Подошёл к краю высокого отвесного обрыва. Море шумит, неистово бьётся о скалы, бросается на них как рассвирепевший голодный волк загнавший добычу на дерево. Вот только это не волк, а безумная стихия, не ведущая жалости. Мощь непомерная, пугающая – настоящий титан без тела, что стремится мир поглотить. Теперь внутри Павла неспешно поднимается паника. Он остолбенел. В этот миг крепчая, подул северный ветер, но мальчик остался неподвижен. Зачем море его пугает, о чём хочет его предупредить?

Чувствуя себя странно, он на секунду оторвал взгляд от бескрайней стихии, посмотрел на свои руки – ладони бледные и дрожат, а пальцы холодные и почти не гнуться. На душе всё темнее. Нутро чует надвигающуюся катастрофу. Это усиливающееся предчувствие возникло пару дней назад во сне. Он видел дедушку, тот молчал, сидел на невидимом стуле, улыбался, ласково гладил его по голове. Всё вокруг было как в тумане. Дедушка о чём-то безмолвно предостерегал его, но о чём именно мальчик не может вспомнить, но это точно что-то очень плохое. Эти непрошеные мысли он себе запретил, они жгут желудок, давят на сердце, словно пальцы на виноград, но кажутся правдой, что осуждает его за отрицание себя.

– Нет, – нетвёрдым голосом воспротивился он, сам не зная к кому обращаясь. Лицо мальчика исполнено страхом, тело неподвижно – он словно статуя.

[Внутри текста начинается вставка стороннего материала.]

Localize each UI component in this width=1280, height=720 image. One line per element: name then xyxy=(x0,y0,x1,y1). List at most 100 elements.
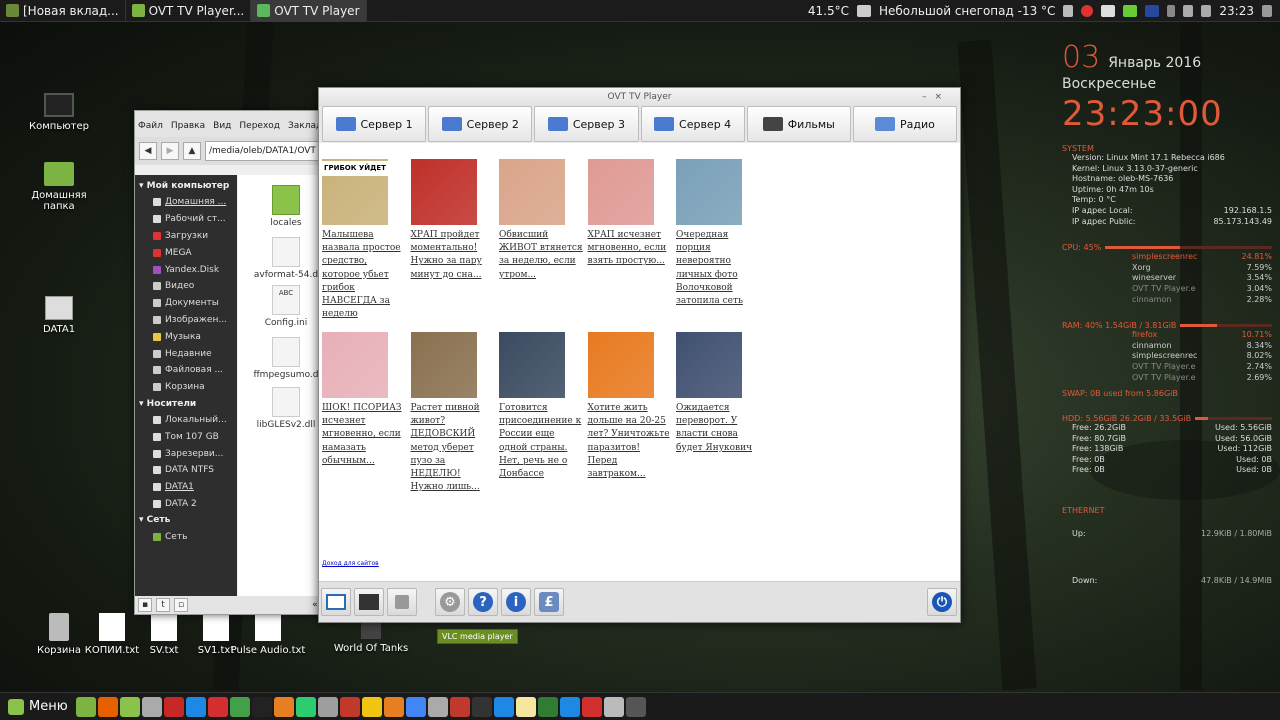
launcher-icon[interactable] xyxy=(581,696,602,717)
volume-icon[interactable] xyxy=(1201,4,1212,17)
tree-view-icon[interactable]: t xyxy=(156,598,170,612)
help-button[interactable]: ? xyxy=(468,588,498,616)
taskbar-item-ovt-2[interactable]: OVT TV Player xyxy=(251,0,367,22)
ad-thumbnail[interactable] xyxy=(587,332,654,398)
launcher-icon[interactable] xyxy=(449,696,470,717)
uk-flag-icon[interactable] xyxy=(1145,4,1160,17)
ad-caption-link[interactable]: Очередная порция невероятно личных фото … xyxy=(676,229,760,308)
sidebar-item[interactable]: Недавние xyxy=(135,345,237,362)
launcher-icon[interactable] xyxy=(405,696,426,717)
ad-card[interactable]: Очередная порция невероятно личных фото … xyxy=(676,159,760,308)
sidebar-item[interactable]: Музыка xyxy=(135,328,237,345)
launcher-icon[interactable] xyxy=(251,696,272,717)
menu-view[interactable]: Вид xyxy=(213,121,231,131)
launcher-icon[interactable] xyxy=(537,696,558,717)
window-titlebar[interactable]: OVT TV Player –× xyxy=(319,88,960,106)
sidebar-item[interactable]: MEGA xyxy=(135,244,237,261)
launcher-icon[interactable] xyxy=(471,696,492,717)
yandex-disk-icon[interactable] xyxy=(1101,4,1116,17)
sidebar-item[interactable]: Зарезерви... xyxy=(135,445,237,462)
launcher-icon[interactable] xyxy=(339,696,360,717)
donate-button[interactable]: £ xyxy=(534,588,564,616)
launcher-icon[interactable] xyxy=(163,696,184,717)
sidebar-item[interactable]: Том 107 GB xyxy=(135,428,237,445)
tab-4[interactable]: Сервер 4 xyxy=(640,106,745,142)
taskbar-item-ovt-1[interactable]: OVT TV Player... xyxy=(126,0,252,22)
tab-1[interactable]: Сервер 1 xyxy=(322,106,427,142)
shield-icon[interactable] xyxy=(1123,4,1138,17)
menu-edit[interactable]: Правка xyxy=(171,121,205,131)
menu-file[interactable]: Файл xyxy=(138,121,163,131)
sidebar-header-devices[interactable]: ▾ Носители xyxy=(135,396,237,412)
bluetooth-icon[interactable] xyxy=(1167,4,1176,17)
sidebar-item[interactable]: DATA 2 xyxy=(135,496,237,513)
ad-thumbnail[interactable] xyxy=(410,332,477,398)
launcher-icon[interactable] xyxy=(273,696,294,717)
hide-sidebar-icon[interactable]: ▫ xyxy=(174,598,188,612)
launcher-icon[interactable] xyxy=(317,696,338,717)
file-manager-window[interactable]: Файл Правка Вид Переход Закладки С ◀ ▶ ▲… xyxy=(134,110,334,615)
launcher-icon[interactable] xyxy=(493,696,514,717)
ad-thumbnail[interactable] xyxy=(499,159,565,225)
sidebar-item[interactable]: Yandex.Disk xyxy=(135,261,237,278)
ad-caption-link[interactable]: Растет пивной живот? ДЕДОВСКИЙ метод убе… xyxy=(411,402,495,494)
user-icon[interactable] xyxy=(1262,4,1272,17)
ad-caption-link[interactable]: ШОК! ПСОРИАЗ исчезнет мгновенно, если на… xyxy=(322,402,406,468)
forward-arrow-icon[interactable]: ▶ xyxy=(161,142,179,160)
ad-thumbnail[interactable] xyxy=(676,332,742,398)
ad-thumbnail[interactable]: ГРИБОК УЙДЕТ xyxy=(322,159,388,225)
ad-card[interactable]: ХРАП пройдет моментально! Нужно за пару … xyxy=(410,159,495,282)
ad-card[interactable]: Хотите жить дольше на 20-25 лет? Уничтож… xyxy=(587,332,672,481)
desktop-icon-pulse[interactable]: Pulse Audio.txt xyxy=(226,613,310,656)
location-bar[interactable]: /media/oleb/DATA1/OVT TV xyxy=(205,141,329,161)
ad-caption-link[interactable]: ХРАП пройдет моментально! Нужно за пару … xyxy=(411,229,495,282)
launcher-icon[interactable] xyxy=(185,696,206,717)
sidebar-header-network[interactable]: ▾ Сеть xyxy=(135,512,237,528)
desktop-icon-computer[interactable]: Компьютер xyxy=(17,93,101,132)
taskbar-item-browser[interactable]: [Новая вклад... xyxy=(0,0,126,22)
up-arrow-icon[interactable]: ▲ xyxy=(183,142,201,160)
desktop-icon-home[interactable]: Домашняя папка xyxy=(17,162,101,212)
audio-button[interactable] xyxy=(387,588,417,616)
tab-2[interactable]: Сервер 2 xyxy=(428,106,533,142)
sidebar-item[interactable]: Домашняя ... xyxy=(135,194,237,211)
tab-5[interactable]: Фильмы xyxy=(746,106,851,142)
places-view-icon[interactable]: ▪ xyxy=(138,598,152,612)
ad-card[interactable]: Обвисший ЖИВОТ втянется за неделю, если … xyxy=(499,159,583,282)
ad-caption-link[interactable]: Ожидается переворот. У власти снова буде… xyxy=(676,402,760,455)
sidebar-item[interactable]: Загрузки xyxy=(135,228,237,245)
sidebar-item[interactable]: Файловая ... xyxy=(135,362,237,379)
sidebar-item[interactable]: Локальный... xyxy=(135,412,237,429)
launcher-icon[interactable] xyxy=(625,696,646,717)
ad-card[interactable]: Готовится присоединение к России еще одн… xyxy=(499,332,583,481)
ad-caption-link[interactable]: Готовится присоединение к России еще одн… xyxy=(499,402,583,481)
minimize-icon[interactable]: – xyxy=(922,92,935,102)
sidebar-item[interactable]: DATA NTFS xyxy=(135,462,237,479)
launcher-icon[interactable] xyxy=(229,696,250,717)
launcher-icon[interactable] xyxy=(603,696,624,717)
launcher-icon[interactable] xyxy=(559,696,580,717)
info-button[interactable]: i xyxy=(501,588,531,616)
ad-thumbnail[interactable] xyxy=(676,159,742,225)
ad-caption-link[interactable]: ХРАП исчезнет мгновенно, если взять прос… xyxy=(588,229,672,269)
start-menu-button[interactable]: Меню xyxy=(0,693,76,720)
sidebar-header-computer[interactable]: ▾ Мой компьютер xyxy=(135,178,237,194)
sidebar-item[interactable]: Изображен... xyxy=(135,312,237,329)
launcher-icon[interactable] xyxy=(515,696,536,717)
ad-card[interactable]: Растет пивной живот? ДЕДОВСКИЙ метод убе… xyxy=(410,332,495,494)
sidebar-item[interactable]: Документы xyxy=(135,295,237,312)
ad-card[interactable]: ГРИБОК УЙДЕТ Малышева назвала простое сре… xyxy=(322,159,406,321)
record-icon[interactable] xyxy=(1081,4,1094,17)
sidebar-item[interactable]: Рабочий ст... xyxy=(135,211,237,228)
ovt-player-window[interactable]: OVT TV Player –× Сервер 1 Сервер 2 Сервер … xyxy=(318,87,961,623)
playlist-button[interactable] xyxy=(321,588,351,616)
launcher-icon[interactable] xyxy=(97,696,118,717)
ad-income-link[interactable]: Доход для сайтов xyxy=(322,560,379,567)
launcher-icon[interactable] xyxy=(383,696,404,717)
launcher-icon[interactable] xyxy=(75,696,96,717)
power-button[interactable]: ⏻ xyxy=(927,588,957,616)
ad-caption-link[interactable]: Обвисший ЖИВОТ втянется за неделю, если … xyxy=(499,229,583,282)
ad-caption-link[interactable]: Малышева назвала простое средство, котор… xyxy=(322,229,406,321)
sound-icon[interactable] xyxy=(1063,4,1074,17)
menu-go[interactable]: Переход xyxy=(239,121,280,131)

Вдруг ветер стих, воздух словно застыл. Павел внезапно заметил нестерпимое дыхание осени, что до этого не чувствовал вовсе. Развернулся, спешно зашагал обратно в дом. Неизвестный страх топит его с головой. Похолодевшими пальцами мальчик открыл дверь, шагнул в темноту коридора, глаза ещё не привыкли к тени, но ноги сами продолжают движение вперёд.

Зрение адаптировалось. Посмотрел вперёд – в холле стоит Кира. Она с потерянным видом обняв саму себя, дрожит; глаза покрасневшие, она того и гляди заплачет. Оклус понурившись, слепо блуждает по коридору, почти не дыша. У обоих лица скорбные, бледные. Павел сделал шаг, и они в испуге повернулись к нему. Секунда другая и они его узнали. Кира положила ладонь на грудь, глубоко вздохнула, словно ей дышать нечем. На секунду Павел почувствовал себя виноватым, но все разом словно забыли про него. Тревожная тишина вновь опустилась на холл. От страха он не решился открыть рот и спросить. Томимый предчувствием неизведанного ужаса, он вновь сел на диванчик и замер. Ужасное удушливое ожидание, неизвестно чего. В последний раз, когда он видел Соломона, тот был сам на себя не похож: белый как мел, болезненный, ужасно худой.